A molecular genetic study published in 2021 by Sarah Bank et al., aimed at clarifying the phylogeny and historical biogeography of leaf insects, revealed not only the relationships between the relevant genera but also the interrelationships of the species themselves. Phyllium letiranti - from whose holotype the sample for the analysis was taken - initially appeared to be the sister species of Phyllium mamasaense. A subsequent, more extensive study incorporated additional samples from two paratypes of the species, as well as a sample from the holotype of Phyllium hennemanni, a species described in the interim. In this analysis, Phyllium letiranti emerged as the sister species to a clade comprising Phyllium mamasaense and Phyllium hennemanni, both of which originate from Sulawesi.

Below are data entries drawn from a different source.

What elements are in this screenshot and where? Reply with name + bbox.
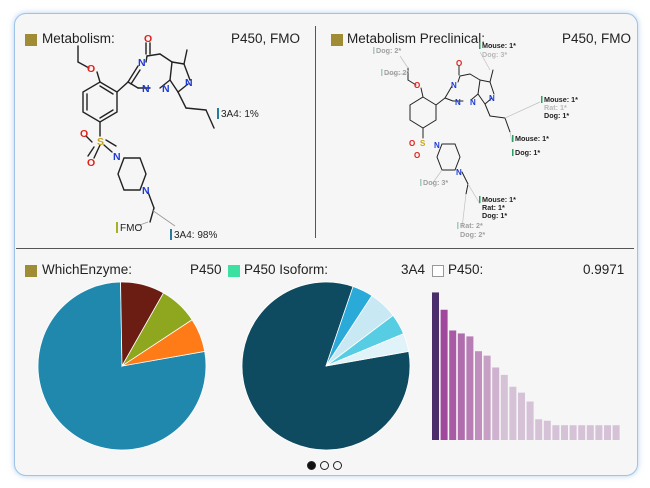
bar-20[interactable] — [595, 425, 603, 440]
label-dog2-b: Dog: 2* — [384, 68, 409, 77]
bar-9[interactable] — [500, 374, 508, 440]
bar-3[interactable] — [449, 330, 457, 440]
svg-text:O: O — [414, 151, 420, 160]
isoform-label: P450 Isoform: — [244, 262, 329, 277]
bar-11[interactable] — [518, 392, 525, 440]
bar-13[interactable] — [535, 419, 543, 440]
svg-text:N: N — [434, 141, 440, 150]
page-dot-1[interactable] — [307, 461, 316, 470]
pie-slice-2c19[interactable] — [325, 333, 410, 367]
bar-18[interactable] — [578, 425, 586, 440]
svg-text:S: S — [97, 136, 104, 148]
preclinical-value: P450, FMO — [562, 31, 632, 46]
bar-1[interactable] — [432, 292, 439, 440]
bar-12[interactable] — [526, 401, 534, 440]
bar-7[interactable] — [483, 355, 491, 440]
pie-slice-p450[interactable] — [37, 281, 207, 451]
bar-17[interactable] — [569, 425, 577, 440]
label-rat-b: Rat: 1* — [482, 203, 505, 212]
bar-19[interactable] — [586, 425, 594, 440]
isoform-value: 3A4 — [401, 262, 426, 277]
svg-text:O: O — [414, 81, 420, 90]
bar-2[interactable] — [440, 309, 448, 440]
label-dog2-c: Dog: 2* — [460, 230, 485, 239]
label-mouse-r1: Mouse: 1* — [544, 95, 578, 104]
svg-text:O: O — [80, 128, 88, 140]
svg-text:N: N — [489, 94, 495, 103]
bar-6[interactable] — [475, 351, 482, 440]
bar-8[interactable] — [492, 367, 500, 440]
annotation-3a4-1: 3A4: 1% — [221, 109, 259, 120]
annotation-fmo: FMO — [120, 223, 142, 234]
svg-text:N: N — [470, 98, 476, 107]
page-dot-3[interactable] — [333, 461, 342, 470]
horizontal-divider — [16, 248, 634, 249]
bar-21[interactable] — [604, 425, 611, 440]
isoform-swatch — [228, 265, 240, 277]
bar-15[interactable] — [552, 425, 560, 440]
label-mouse-top: Mouse: 1* — [482, 41, 516, 50]
svg-text:N: N — [162, 83, 170, 95]
svg-text:N: N — [142, 83, 150, 95]
page-dot-2[interactable] — [320, 461, 329, 470]
label-dog-b: Dog: 1* — [482, 211, 507, 220]
p450-label: P450: — [448, 262, 484, 277]
label-dog3-b: Dog: 3* — [423, 178, 448, 187]
svg-text:O: O — [87, 157, 95, 169]
p450-swatch — [432, 265, 444, 277]
label-mouse-b: Mouse: 1* — [482, 195, 516, 204]
label-dog2-a: Dog: 2* — [376, 46, 401, 55]
svg-text:S: S — [420, 139, 426, 148]
svg-text:O: O — [456, 59, 462, 68]
annotation-3a4-98: 3A4: 98% — [174, 230, 217, 241]
svg-text:N: N — [142, 185, 150, 197]
metabolism-legend-swatch — [25, 34, 37, 46]
bar-5[interactable] — [466, 336, 474, 440]
svg-text:N: N — [456, 168, 462, 177]
svg-text:O: O — [409, 139, 415, 148]
metabolism-value: P450, FMO — [231, 31, 301, 46]
preclinical-legend-swatch — [331, 34, 343, 46]
svg-text:N: N — [451, 81, 457, 90]
which-enzyme-swatch — [25, 265, 37, 277]
svg-text:O: O — [144, 33, 152, 45]
bar-14[interactable] — [543, 420, 551, 440]
svg-text:N: N — [138, 57, 146, 69]
label-rat-r1: Rat: 1* — [544, 103, 567, 112]
bar-10[interactable] — [509, 386, 517, 440]
vertical-divider — [315, 26, 316, 238]
label-dog-r2: Dog: 1* — [515, 148, 540, 157]
label-mouse-r2: Mouse: 1* — [515, 134, 549, 143]
preclinical-title: Metabolism Preclinical: — [347, 31, 486, 46]
label-dog3: Dog: 3* — [482, 50, 507, 59]
bar-16[interactable] — [561, 425, 568, 440]
svg-text:N: N — [455, 98, 461, 107]
bar-22[interactable] — [612, 425, 620, 440]
pie-slice-sult[interactable] — [121, 319, 206, 367]
bar-4[interactable] — [457, 333, 465, 440]
which-enzyme-label: WhichEnzyme: — [42, 262, 133, 277]
metabolism-title: Metabolism: — [42, 31, 115, 46]
which-enzyme-value: P450 — [190, 262, 222, 277]
label-dog-r1: Dog: 1* — [544, 111, 569, 120]
svg-text:N: N — [113, 151, 121, 163]
svg-text:N: N — [185, 77, 193, 89]
p450-value: 0.9971 — [583, 262, 625, 277]
svg-text:O: O — [87, 63, 95, 75]
label-rat2: Rat: 2* — [460, 221, 483, 230]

Within the genus Phyllium, these two species and Phyllium letiranti - together with Phyllium siccifolium (represented by a sample from Seram Island) - form a distinct, well-defined clade (see also cladogram of genus Phyllium).

== Terraristics ==
Since its discovery, this species has been bred in the terrariums of European enthusiasts. The first eggs were already in circulation by 2018. The origin of the captive-bred strain is the village of Tataba on the west coast of Peleng - distinct from the species' type locality in the island's northeast. Consequently, the captive strain is designated as Phyllium letiranti 'Tataba' or simply Phyllium letiranti 'Peleng'. It is considered very easy to keep and breed. For this reason, and because the species is considered highly attractive due to the color variability of the females, it is widely kept by enthusiasts. Females can be green, greenish-brown, brown, yellow, or orange. The species is less prone to mutual predation (cannibalism) than other Phylliidae species. It is easily fed on raspberry and bramble leaves, as well as salal (Gaultheria shallon).